Zones.pm line 200 is the ifquery_check path, which runs ifquery -a -c -o json.
The "(end of string)" at offset 0 is an empty stdout — ifquery produced no JSON because it aborted.
The actual failure
Running the command manually on the affected node:root@prox5:~# ifquery -a -c -o json
error: main exception: cycle found involving iface dmz (indegree 1)
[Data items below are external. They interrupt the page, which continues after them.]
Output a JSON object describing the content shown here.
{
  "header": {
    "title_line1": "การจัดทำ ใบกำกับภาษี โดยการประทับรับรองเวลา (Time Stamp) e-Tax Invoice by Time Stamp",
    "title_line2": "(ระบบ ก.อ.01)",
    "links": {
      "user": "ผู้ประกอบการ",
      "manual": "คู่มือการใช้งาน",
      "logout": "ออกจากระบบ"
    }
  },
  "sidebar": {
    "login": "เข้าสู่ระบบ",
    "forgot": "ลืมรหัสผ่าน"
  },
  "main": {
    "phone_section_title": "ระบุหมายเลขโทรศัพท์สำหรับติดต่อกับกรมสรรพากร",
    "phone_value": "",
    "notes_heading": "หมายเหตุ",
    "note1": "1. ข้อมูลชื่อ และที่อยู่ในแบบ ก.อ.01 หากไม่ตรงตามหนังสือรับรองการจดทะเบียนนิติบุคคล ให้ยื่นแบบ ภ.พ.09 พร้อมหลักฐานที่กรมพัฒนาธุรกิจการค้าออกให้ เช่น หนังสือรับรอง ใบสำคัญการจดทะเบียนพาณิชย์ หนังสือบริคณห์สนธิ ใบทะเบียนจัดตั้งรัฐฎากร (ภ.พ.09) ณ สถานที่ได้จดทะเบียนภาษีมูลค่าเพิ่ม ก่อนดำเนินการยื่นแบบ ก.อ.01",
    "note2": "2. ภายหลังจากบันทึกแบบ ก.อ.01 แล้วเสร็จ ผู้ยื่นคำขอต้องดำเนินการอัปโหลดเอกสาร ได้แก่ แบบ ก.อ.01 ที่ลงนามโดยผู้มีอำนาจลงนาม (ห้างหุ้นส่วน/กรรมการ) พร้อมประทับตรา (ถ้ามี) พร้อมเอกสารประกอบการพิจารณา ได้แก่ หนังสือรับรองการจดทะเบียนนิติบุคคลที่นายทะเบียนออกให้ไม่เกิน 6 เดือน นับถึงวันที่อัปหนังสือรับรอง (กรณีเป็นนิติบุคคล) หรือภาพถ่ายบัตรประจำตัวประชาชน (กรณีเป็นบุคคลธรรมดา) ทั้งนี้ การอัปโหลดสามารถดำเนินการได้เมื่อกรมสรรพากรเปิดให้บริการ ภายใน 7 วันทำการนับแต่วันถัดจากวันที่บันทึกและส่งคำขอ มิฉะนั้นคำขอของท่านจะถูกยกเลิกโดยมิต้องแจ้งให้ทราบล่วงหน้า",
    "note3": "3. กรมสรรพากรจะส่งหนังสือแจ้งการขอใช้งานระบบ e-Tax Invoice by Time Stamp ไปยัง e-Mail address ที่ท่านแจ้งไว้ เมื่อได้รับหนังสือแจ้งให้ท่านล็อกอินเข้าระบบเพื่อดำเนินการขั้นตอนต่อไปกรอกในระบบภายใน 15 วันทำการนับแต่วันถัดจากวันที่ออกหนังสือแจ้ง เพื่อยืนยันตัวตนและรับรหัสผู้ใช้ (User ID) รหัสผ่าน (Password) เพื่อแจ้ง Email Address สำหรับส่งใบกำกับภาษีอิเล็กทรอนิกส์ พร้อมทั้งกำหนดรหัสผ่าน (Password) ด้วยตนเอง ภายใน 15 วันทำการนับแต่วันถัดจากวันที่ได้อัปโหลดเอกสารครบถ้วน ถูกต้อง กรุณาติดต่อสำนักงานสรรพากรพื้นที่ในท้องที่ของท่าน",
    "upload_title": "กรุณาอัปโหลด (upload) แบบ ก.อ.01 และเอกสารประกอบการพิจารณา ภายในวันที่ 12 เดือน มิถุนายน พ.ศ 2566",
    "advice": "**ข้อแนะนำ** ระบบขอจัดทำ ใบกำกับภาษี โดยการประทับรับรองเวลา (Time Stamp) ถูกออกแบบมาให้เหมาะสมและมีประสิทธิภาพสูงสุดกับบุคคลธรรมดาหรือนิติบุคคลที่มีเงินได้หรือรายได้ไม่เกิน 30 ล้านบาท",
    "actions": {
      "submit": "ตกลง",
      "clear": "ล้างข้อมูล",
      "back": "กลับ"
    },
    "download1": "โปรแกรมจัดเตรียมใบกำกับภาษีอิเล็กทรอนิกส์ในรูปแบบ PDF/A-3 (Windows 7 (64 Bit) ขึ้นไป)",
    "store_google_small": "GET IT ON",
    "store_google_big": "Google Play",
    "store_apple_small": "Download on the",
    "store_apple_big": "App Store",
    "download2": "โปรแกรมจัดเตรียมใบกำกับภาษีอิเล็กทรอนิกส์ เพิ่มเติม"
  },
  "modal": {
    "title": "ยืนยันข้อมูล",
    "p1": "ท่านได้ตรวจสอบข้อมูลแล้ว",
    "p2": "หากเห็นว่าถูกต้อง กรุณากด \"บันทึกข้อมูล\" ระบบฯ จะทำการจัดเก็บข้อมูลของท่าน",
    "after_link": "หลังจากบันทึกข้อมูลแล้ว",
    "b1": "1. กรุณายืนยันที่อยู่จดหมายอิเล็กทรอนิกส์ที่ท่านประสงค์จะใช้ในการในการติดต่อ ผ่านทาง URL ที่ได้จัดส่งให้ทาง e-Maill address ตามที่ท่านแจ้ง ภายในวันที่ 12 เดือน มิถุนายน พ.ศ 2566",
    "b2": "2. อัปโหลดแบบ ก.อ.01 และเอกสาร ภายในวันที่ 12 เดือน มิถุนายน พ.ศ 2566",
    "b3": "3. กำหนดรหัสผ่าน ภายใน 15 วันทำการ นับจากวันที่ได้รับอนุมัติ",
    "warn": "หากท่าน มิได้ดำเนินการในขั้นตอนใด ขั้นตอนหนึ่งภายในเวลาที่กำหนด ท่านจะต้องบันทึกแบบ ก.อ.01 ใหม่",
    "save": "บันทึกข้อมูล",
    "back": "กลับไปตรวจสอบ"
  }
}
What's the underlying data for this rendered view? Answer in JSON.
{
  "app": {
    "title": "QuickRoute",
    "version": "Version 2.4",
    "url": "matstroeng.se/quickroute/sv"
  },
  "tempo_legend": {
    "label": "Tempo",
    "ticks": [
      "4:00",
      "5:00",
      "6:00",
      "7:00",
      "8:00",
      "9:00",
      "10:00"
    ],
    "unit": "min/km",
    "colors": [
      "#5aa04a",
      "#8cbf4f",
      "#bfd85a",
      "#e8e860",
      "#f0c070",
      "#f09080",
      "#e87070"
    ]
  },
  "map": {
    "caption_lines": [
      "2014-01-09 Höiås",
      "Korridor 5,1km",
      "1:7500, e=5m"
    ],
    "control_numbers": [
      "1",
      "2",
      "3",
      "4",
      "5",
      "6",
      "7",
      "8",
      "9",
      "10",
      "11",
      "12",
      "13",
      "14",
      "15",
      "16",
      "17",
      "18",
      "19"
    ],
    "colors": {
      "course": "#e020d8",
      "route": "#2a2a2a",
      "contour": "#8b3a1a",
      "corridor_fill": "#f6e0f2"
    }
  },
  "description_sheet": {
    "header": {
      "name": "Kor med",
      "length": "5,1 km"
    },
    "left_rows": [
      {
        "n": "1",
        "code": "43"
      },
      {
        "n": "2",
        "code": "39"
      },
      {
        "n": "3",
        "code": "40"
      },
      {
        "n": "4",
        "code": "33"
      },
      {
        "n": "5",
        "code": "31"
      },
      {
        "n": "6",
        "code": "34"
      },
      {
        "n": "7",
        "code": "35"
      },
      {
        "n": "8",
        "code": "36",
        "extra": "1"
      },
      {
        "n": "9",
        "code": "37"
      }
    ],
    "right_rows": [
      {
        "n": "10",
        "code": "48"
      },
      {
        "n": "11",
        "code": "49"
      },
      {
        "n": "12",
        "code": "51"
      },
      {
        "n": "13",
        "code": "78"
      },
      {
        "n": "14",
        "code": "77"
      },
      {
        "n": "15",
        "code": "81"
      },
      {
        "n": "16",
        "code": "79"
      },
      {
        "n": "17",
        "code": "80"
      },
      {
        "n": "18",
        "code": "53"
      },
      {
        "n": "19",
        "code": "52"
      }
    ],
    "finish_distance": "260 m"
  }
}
On every other node the identical command returns valid JSON (truncated):
root@prox1:~# ifquery -a -c -o json | head
[
{
"name": "lo",
"addr_method": "loopback",
"addr_family": "inet",
"auto": true,
"config": {},
"config_status": {},
"status": "pass"
}
etc
Failing node (prox5, NIC = enp0s31f6):root@prox5:~# ifquery --print-dependency=list dmz
lo : []
enp0s31f6 : []
vmbr0 : ['enp0s31f6']
vmbr21 : ['enp0s31f6.21']
vmbr20 : ['enp0s31f6.20']
vmbr12 : ['enp0s31f6.12']
vmbr10 : ['enp0s31f6.10']
vmbr11 : ['enp0s31f6.11']
vmbr14 : ['enp0s31f6.14']
dmz : ['vxlan_dmz']
vrf_public : ['dmz', 'vrfbr_public']
vrfbr_public : ['vrfvx_public']
vrfvx_public : []
vxlan_dmz : []
enp0s31f6.21 : ['enp0s31f6']
enp0s31f6.20 : ['enp0s31f6']
enp0s31f6.12 : ['enp0s31f6']
enp0s31f6.10 : ['enp0s31f6']
enp0s31f6.11 : ['enp0s31f6']
enp0s31f6.14 : ['enp0s31f6']
root@prox5:~# ip -d link show dmz | grep master
17: dmz: <BROADCAST,MULTICAST,UP,LOWER_UP> mtu 1500 qdisc noqueue master vrf_public state UP mode DEFAULT group default qlen 1000
Working node (prox1, NIC = nic0) — identical dependency relationships, only the NIC name differs:
root@prox1:~# ifquery --print-dependency=list dmz
lo : []
nic0 : []
wls2f3 : []
vmbr0 : ['nic0']
vmbr21 : ['nic0.21']
vmbr20 : ['nic0.20']
vmbr12 : ['nic0.12']
vmbr10 : ['nic0.10']
vmbr11 : ['nic0.11']
vmbr14 : ['nic0.14']
dmz : ['vxlan_dmz']
vrf_public : ['dmz', 'vrfbr_public']
vrfbr_public : ['vrfvx_public']
vrfvx_public : []
vxlan_dmz : []
nic0.21 : ['nic0']
nic0.20 : ['nic0']
nic0.12 : ['nic0']
nic0.10 : ['nic0']
nic0.11 : ['nic0']
nic0.14 : ['nic0']
root@prox1:~# ip -d link show dmz | grep master
18: dmz: <BROADCAST,MULTICAST,UP,LOWER_UP> mtu 1500 qdisc noqueue master vrf_public state UP mode DEFAULT group default qlen 1000
The only thing I can see that is different is the name of the NIC.
Anyone have any suggestions? Thanks.